Great Expectations: Studying Expectancy’s Effects

A look at the fascinating research into the power of the expectancy effect.


| Spring 2016



Hands

Knowing which group would fail when he first met with them, he had somehow contaminated them with his expectations without knowing how.

Illustration by NatBasil

Robert Rosenthal bumped into the complex and far reaching power of expectations in 1956 when he thought he ruined his doctoral research. For his Ph.D. thesis in clinical psychology at UCLA, he aimed to find out whether people project disappointment with themselves onto others. However, the subjects randomly selected for a disappointing experience on a test showed a significant difference from other subjects even before the test. Rosenthal realized he must have made a mistake. “I made them different before the experiment,” he said. “That was spooky.”    

Knowing which group would fail when he first met with them, he had somehow contaminated them with his expectations without knowing how. This finding elevated his research to another level. “My thesis committee thought I was onto something new: unconscious experimenter bias.”

He could find only one similar finding in published studies. In 1934, A.S. Barr found that different researchers had different results doing the same experiment.

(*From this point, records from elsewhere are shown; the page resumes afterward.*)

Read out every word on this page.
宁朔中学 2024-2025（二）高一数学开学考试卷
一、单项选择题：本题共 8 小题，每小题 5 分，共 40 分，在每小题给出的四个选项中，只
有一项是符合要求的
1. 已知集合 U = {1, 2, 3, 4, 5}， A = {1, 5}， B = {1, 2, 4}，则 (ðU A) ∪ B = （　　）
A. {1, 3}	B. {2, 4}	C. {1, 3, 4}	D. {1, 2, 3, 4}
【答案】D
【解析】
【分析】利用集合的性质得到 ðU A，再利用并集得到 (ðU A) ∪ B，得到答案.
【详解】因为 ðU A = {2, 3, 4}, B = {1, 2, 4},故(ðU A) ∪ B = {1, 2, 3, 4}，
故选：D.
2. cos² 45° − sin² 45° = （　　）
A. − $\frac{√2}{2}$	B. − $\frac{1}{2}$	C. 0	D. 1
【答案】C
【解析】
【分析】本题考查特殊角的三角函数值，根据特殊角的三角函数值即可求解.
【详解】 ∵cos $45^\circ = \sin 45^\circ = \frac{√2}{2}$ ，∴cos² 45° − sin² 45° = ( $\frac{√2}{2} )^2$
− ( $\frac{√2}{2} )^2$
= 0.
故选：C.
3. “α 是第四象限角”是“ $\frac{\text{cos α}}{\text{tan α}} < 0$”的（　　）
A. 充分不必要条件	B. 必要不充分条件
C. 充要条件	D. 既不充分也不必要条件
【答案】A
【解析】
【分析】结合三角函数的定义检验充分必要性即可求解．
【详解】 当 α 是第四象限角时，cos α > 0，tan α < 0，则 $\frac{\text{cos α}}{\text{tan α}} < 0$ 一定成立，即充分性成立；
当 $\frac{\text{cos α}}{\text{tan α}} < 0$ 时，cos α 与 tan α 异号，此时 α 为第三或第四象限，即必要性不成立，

Rosenthal, now distinguished professor of psychology at the University of California at Riverside, later did a study to examine interactions between researchers and subjects. Reviewing their behavior on film, he found obvious differences in tone and body language that could affect experimental outcomes. Although experimenters were then thought to be as neutral as thermometers taking a temperature, he said, they were not. But his colleagues were annoyed. “They thought I was impugning human studies in scientific research,” said Rosenthal. “So I talked to scientists who ran rats. They know that problem goes on with humans. That’s why they run rats. But how do they know it doesn’t happen with rats?”

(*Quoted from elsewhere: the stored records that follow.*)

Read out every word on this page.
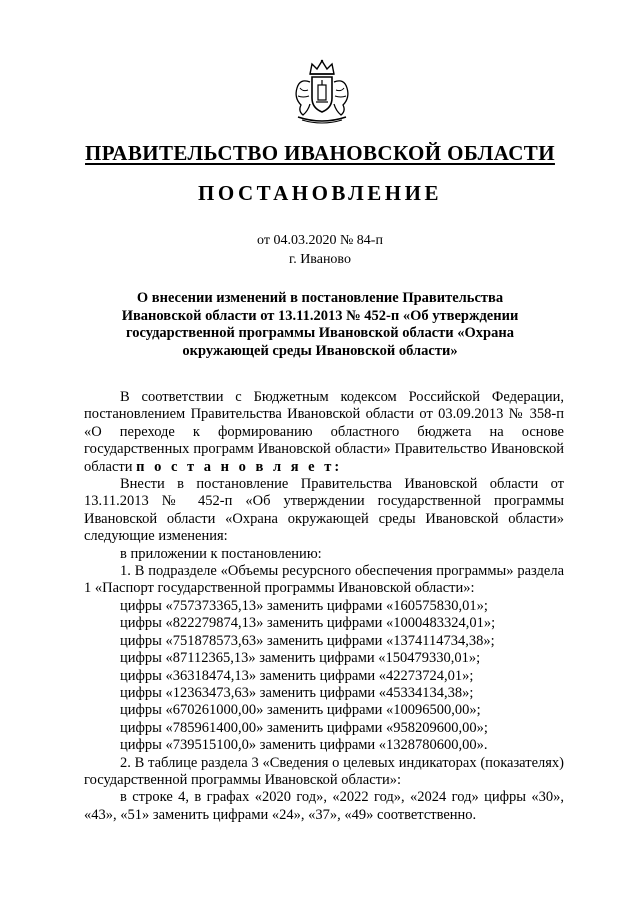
ПРАВИТЕЛЬСТВО ИВАНОВСКОЙ ОБЛАСТИ
ПОСТАНОВЛЕНИЕ
от 04.03.2020 № 84-п
г. Иваново
О внесении изменений в постановление Правительства
Ивановской области от 13.11.2013 № 452-п «Об утверждении
государственной программы Ивановской области «Охрана
окружающей среды Ивановской области»

В соответствии с Бюджетным кодексом Российской Федерации, постановлением Правительства Ивановской области от 03.09.2013 № 358-п «О переходе к формированию областного бюджета на основе государственных программ Ивановской области» Правительство Ивановской области п о с т а н о в л я е т:

Внести в постановление Правительства Ивановской области от 13.11.2013 № 452-п «Об утверждении государственной программы Ивановской области «Охрана окружающей среды Ивановской области» следующие изменения:

в приложении к постановлению:

1. В подразделе «Объемы ресурсного обеспечения программы» раздела 1 «Паспорт государственной программы Ивановской области»:

цифры «757373365,13» заменить цифрами «160575830,01»;

цифры «822279874,13» заменить цифрами «1000483324,01»;

цифры «751878573,63» заменить цифрами «1374114734,38»;

цифры «87112365,13» заменить цифрами «150479330,01»;

цифры «36318474,13» заменить цифрами «42273724,01»;

цифры «12363473,63» заменить цифрами «45334134,38»;

цифры «670261000,00» заменить цифрами «10096500,00»;

цифры «785961400,00» заменить цифрами «958209600,00»;

цифры «739515100,0» заменить цифрами «1328780600,00».

2. В таблице раздела 3 «Сведения о целевых индикаторах (показателях) государственной программы Ивановской области»:

в строке 4, в графах «2020 год», «2022 год», «2024 год» цифры «30», «43», «51» заменить цифрами «24», «37», «49» соответственно.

He experimented with rats learning to run through mazes. He told one group of experimenters that their rats were bred to be “dull,” while the other group was told they had exceptionally bright rats, although the rats were randomly chosen for each group. Nevertheless, rats arbitrarily designated as smarter tended to find their way through mazes faster and more precisely, and other scientists replicated those results. Rosenthal attributed differences in maze proficiency to the ways experimenters handled the rats. “‘Bright rats’ were handled more warmly, like pets,” he said.

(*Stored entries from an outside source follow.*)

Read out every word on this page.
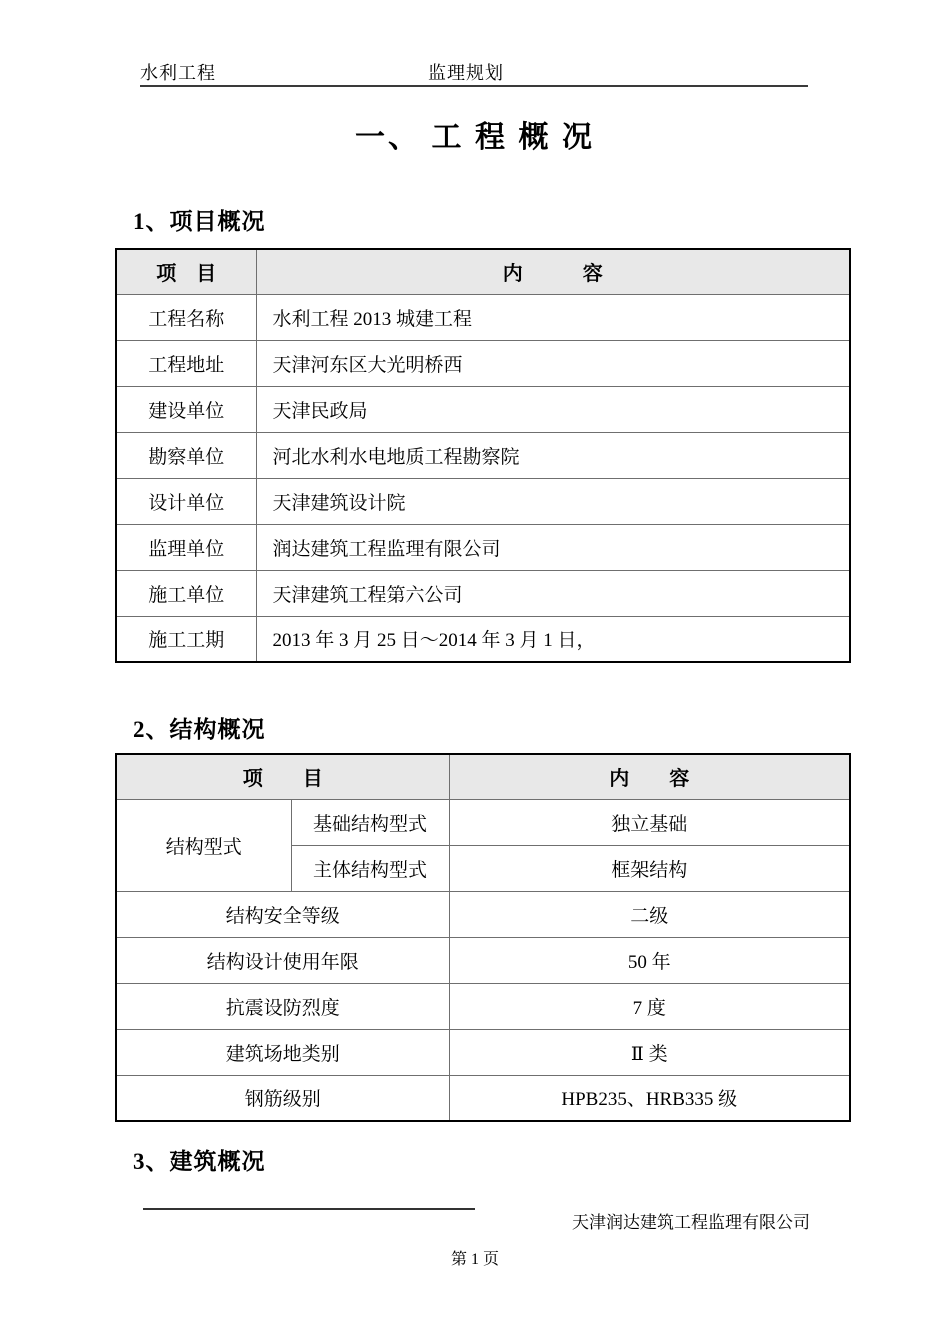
水利工程	监理规划
一、 工 程 概 况
1、项目概况
项　目	内　　　容
工程名称	水利工程 2013 城建工程
工程地址	天津河东区大光明桥西
建设单位	天津民政局
勘察单位	河北水利水电地质工程勘察院
设计单位	天津建筑设计院
监理单位	润达建筑工程监理有限公司
施工单位	天津建筑工程第六公司
施工工期	2013 年 3 月 25 日～2014 年 3 月 1 日，
2、结构概况
项　　目		内　　容
结构型式	基础结构型式	独立基础
	主体结构型式	框架结构
结构安全等级		二级
结构设计使用年限		50 年
抗震设防烈度		7 度
建筑场地类别		Ⅱ 类
钢筋级别		HPB235、HRB335 级
3、建筑概况
天津润达建筑工程监理有限公司
第 1 页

Rosenthal did the research while he was director of the clinical psychology program at the University of North Dakota, but was unable to publish it until he became a lecturer on clinical psychology at Harvard. He was soon asked by Lenore Jacobson, a San Francisco elementary school principal who saw the study, if he would be interested in testing expectation effects on her students. Within two weeks he was on a plane with a plan.